Moses was Grown
Exodus 2:11-15
And it came to pass in those days, when Moses was grown, that he went out to his brothers, and looked on their burdens…


According to the tradition he had already distinguished himself as a warrior - was "a prince and a judge" amongst the Egyptians, if not over the Hebrews (ver. 14). Learned, too, in all the wisdom of the day (cf Acts 7:22). At his age, forty years, with his influence, surely if ever he was to do anything for his people, now must be the time. Notice:

I. THE HASTY MISCALCULATION OF THE MAN.

1. What he did, and why he did it. "It came into his heart to visit his brethren." In the seminaries of the priests, in the palace, with the army, he had not forgotten his people; but he had scarcely realised the bitterness of their trial. Now his heart burns within him as he looks upon their burdens. He feels that he is the appointed deliverer trained for this very purpose. What is so plain to him must, he thinks, be equally plain to others (Acts 7:25). A chance encounter gives him the opportunity of declaring himself; defending a Hebrew, he kills an Egyptian. The supposition that his brethren will understand proves to be a great mistake: "they understood not." Moses did that which we are all too ready to do: took it for granted that other people would look at things from his standpoint. A man may be all that he thinks himself to be; but he will fall in accomplishing his designs if he makes their success depend upon other people taking him at his own estimate; there is an unsound premiss in his practical syllogism which will certainly vitiate the conclusion. What we should do is to take pains to place ourselves at the standpoint of other people, and before assuming that they see what we see, make sure that at any rate we see what they see. Moses, the courtier, could see the weakness of the oppressor, and how little power he had if only his slaves should rise; the slaves, however, bowing beneath the tyranny, felt and exaggerated the tyrant's power - they could not see much hope from the aid of this self-constituted champion.

2. What followed from his deed. Life endangered, compulsory flight, a refuge amongst shepherds in a strange land, forty years' comparative solitude, life's prospects blighted through impatience. "More haste worse speed" is one of the world's wise proverbial generalisations. Moses illustrates the proverb - forty years' exile for an hour's hurry!

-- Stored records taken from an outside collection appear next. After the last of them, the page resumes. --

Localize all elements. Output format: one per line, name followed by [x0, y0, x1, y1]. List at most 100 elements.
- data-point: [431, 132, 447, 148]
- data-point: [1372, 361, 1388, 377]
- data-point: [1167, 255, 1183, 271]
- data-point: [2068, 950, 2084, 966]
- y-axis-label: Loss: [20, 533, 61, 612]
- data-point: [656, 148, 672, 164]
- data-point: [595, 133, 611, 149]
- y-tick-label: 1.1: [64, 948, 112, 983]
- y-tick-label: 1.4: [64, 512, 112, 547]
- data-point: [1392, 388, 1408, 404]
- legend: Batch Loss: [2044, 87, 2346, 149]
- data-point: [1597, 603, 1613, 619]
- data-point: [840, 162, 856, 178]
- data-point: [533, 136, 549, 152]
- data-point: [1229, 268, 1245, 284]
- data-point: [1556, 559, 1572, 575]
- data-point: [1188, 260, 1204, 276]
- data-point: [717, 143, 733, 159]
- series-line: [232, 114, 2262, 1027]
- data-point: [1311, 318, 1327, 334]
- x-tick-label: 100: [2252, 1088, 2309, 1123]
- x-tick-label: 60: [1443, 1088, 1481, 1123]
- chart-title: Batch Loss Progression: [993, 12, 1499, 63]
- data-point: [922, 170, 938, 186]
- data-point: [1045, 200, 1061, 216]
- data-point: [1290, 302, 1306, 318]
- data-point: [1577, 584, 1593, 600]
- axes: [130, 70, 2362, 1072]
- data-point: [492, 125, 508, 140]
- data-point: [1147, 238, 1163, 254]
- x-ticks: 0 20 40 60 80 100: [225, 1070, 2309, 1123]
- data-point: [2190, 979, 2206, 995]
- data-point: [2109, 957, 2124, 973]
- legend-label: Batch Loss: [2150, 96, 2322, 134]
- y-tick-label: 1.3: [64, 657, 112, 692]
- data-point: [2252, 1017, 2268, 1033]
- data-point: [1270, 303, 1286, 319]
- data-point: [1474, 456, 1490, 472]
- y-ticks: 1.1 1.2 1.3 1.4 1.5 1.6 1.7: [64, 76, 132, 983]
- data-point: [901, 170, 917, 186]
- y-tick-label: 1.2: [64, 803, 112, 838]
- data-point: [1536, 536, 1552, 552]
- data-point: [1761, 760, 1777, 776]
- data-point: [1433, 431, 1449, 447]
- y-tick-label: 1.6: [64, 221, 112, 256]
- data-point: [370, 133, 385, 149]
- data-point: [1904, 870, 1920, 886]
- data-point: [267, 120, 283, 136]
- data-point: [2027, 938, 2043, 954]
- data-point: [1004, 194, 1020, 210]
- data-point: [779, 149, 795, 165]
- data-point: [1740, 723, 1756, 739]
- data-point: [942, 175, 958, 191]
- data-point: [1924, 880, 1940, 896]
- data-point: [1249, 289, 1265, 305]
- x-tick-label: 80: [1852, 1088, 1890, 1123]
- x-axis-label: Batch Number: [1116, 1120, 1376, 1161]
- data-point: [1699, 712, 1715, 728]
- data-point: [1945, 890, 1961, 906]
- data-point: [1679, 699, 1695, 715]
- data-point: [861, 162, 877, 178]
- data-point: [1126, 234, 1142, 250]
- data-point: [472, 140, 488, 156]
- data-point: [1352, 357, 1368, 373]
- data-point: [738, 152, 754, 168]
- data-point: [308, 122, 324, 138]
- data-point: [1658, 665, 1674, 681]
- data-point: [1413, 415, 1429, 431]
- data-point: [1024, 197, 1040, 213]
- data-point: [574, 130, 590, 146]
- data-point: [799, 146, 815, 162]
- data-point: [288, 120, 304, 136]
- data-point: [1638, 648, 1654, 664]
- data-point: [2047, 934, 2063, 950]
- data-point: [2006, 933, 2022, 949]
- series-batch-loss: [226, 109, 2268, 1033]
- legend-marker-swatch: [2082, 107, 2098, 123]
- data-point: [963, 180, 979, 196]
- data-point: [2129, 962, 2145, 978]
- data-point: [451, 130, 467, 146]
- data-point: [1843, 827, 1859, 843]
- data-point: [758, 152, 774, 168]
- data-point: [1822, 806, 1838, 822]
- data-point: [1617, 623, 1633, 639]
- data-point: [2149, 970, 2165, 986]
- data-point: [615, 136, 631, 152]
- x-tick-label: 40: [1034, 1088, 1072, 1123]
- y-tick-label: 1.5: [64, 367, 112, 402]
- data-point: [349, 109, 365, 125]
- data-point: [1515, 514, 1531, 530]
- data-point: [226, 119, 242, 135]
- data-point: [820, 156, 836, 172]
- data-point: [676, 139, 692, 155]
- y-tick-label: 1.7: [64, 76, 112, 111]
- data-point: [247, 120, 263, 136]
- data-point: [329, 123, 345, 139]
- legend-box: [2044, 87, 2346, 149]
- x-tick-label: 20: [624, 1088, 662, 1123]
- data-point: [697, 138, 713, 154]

II. THE OVERRULING PROVIDENCE OF GOD. "There's a divinity that shapes our ends, rough-hew them as we will." The apparently wasted years not really wasted - no needless delay, only preparation and Divine discipline. Moses had learnt much, but he needed to learn more. God takes him from the school of Egypt, and places him in the university of Nature, with Time and Solitude and the Desert as his tutors. What did they teach him?

1. The value of the knowledge gained already. Well "to be learned in all the wisdom of the Egyptians." But wisdom improves by keeping - it needs time and solitude to ripen it. Intellectually and spiritually we are ruminants; silence and- solitude are needed to appropriate and digest knowledge.

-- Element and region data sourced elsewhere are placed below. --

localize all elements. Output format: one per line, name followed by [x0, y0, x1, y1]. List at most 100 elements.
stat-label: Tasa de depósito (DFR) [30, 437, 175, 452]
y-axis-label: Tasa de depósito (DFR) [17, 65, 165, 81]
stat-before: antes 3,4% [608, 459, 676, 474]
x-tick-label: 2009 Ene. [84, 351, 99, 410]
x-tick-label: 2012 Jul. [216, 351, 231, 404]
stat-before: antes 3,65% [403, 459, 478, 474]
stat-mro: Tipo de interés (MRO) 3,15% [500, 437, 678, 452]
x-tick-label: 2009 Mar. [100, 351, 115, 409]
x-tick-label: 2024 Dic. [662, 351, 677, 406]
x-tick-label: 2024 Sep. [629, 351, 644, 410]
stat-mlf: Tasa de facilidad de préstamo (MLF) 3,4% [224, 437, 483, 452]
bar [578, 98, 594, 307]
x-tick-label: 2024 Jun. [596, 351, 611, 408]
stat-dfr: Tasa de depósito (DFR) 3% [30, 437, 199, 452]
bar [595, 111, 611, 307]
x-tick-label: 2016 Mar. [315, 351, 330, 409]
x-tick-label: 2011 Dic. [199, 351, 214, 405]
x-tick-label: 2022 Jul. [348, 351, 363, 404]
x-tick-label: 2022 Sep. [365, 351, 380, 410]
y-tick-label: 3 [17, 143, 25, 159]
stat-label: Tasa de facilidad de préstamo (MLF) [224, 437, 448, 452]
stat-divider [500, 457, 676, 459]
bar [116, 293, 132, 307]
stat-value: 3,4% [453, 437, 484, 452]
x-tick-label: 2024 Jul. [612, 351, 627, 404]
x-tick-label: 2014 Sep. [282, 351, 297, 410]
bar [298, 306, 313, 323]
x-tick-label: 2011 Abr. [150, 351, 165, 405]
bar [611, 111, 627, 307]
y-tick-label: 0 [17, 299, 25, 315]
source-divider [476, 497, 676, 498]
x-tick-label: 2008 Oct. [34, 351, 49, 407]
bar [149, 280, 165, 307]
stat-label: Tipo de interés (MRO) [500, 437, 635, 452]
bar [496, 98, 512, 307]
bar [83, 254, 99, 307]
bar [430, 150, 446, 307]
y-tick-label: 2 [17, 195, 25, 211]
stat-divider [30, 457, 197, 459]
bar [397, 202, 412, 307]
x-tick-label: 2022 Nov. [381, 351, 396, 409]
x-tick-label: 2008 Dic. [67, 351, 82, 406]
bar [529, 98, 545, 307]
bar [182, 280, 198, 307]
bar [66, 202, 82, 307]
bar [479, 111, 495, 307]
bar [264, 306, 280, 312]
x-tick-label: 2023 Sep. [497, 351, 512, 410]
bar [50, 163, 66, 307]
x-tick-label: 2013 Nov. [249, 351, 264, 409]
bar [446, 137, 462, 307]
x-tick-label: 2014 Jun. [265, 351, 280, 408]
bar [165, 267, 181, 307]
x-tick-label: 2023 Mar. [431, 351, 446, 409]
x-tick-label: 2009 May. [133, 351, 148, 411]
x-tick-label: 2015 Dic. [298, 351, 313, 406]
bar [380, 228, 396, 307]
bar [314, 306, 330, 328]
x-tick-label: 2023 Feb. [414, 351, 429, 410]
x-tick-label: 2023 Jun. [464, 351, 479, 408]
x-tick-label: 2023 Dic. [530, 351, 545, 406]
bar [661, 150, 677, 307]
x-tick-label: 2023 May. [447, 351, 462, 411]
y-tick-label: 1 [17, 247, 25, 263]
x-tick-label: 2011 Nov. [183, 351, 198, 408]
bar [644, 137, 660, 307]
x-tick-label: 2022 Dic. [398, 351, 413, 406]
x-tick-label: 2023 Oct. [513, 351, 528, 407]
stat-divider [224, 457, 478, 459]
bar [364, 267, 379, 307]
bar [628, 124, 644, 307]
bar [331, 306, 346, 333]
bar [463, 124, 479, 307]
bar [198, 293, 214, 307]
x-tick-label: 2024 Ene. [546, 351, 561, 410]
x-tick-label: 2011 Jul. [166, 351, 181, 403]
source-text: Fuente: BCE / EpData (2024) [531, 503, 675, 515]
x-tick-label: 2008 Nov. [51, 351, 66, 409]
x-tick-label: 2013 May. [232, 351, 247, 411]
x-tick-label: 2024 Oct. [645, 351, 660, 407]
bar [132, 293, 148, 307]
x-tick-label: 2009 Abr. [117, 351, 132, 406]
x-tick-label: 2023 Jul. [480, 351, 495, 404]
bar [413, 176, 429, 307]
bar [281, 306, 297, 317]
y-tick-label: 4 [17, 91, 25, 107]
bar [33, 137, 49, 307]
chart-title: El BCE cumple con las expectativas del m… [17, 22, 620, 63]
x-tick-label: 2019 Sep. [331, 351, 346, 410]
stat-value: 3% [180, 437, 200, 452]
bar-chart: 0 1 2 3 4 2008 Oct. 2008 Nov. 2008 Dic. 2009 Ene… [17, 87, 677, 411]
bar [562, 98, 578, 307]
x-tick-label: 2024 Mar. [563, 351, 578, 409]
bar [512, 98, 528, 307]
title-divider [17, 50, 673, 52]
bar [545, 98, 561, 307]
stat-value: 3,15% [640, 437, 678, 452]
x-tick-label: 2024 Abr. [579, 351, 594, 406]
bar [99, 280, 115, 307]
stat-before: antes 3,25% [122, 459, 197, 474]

2. New knowledge. Few books, if any, of man's making, but the books of Nature invited study. The knowledge of the desert would be needed by-and-bye, together with much other knowledge which could be gained nowhere else.

3. Meekness. He not merely became a wiser man, he grew to be also a better man. The old self-confidence yielded place to entire dependence upon the will of God. God had delivered him from the sword of Pharaoh (cf. ver. 15 with Exodus 18:3), and would help him still, though in a strange land. Nothing makes a man so meek as faith; the more he realises God's presence and confides in him, the more utterly does the "consuming fire' burn out of him all pride and selfishness. Application: - Turning the pages of the book of memory, what records of delay occasioned by impatience! Yet how do the same pages testify to the way in which all along God has shaped our ends! It is a mercy that we are in such good hands, and not left to our own devices. Trusting in God, we can hope to make the best even of our errors. He can restore - ay, more than restore - even years which the locust hath eaten (Joel 2:25). - G.



Parallel Verses
KJV: And it came to pass in those days, when Moses was grown, that he went out unto his brethren, and looked on their burdens: and he spied an Egyptian smiting an Hebrew, one of his brethren.

WEB: It happened in those days, when Moses had grown up, that he went out to his brothers, and looked at their burdens. He saw an Egyptian striking a Hebrew, one of his brothers.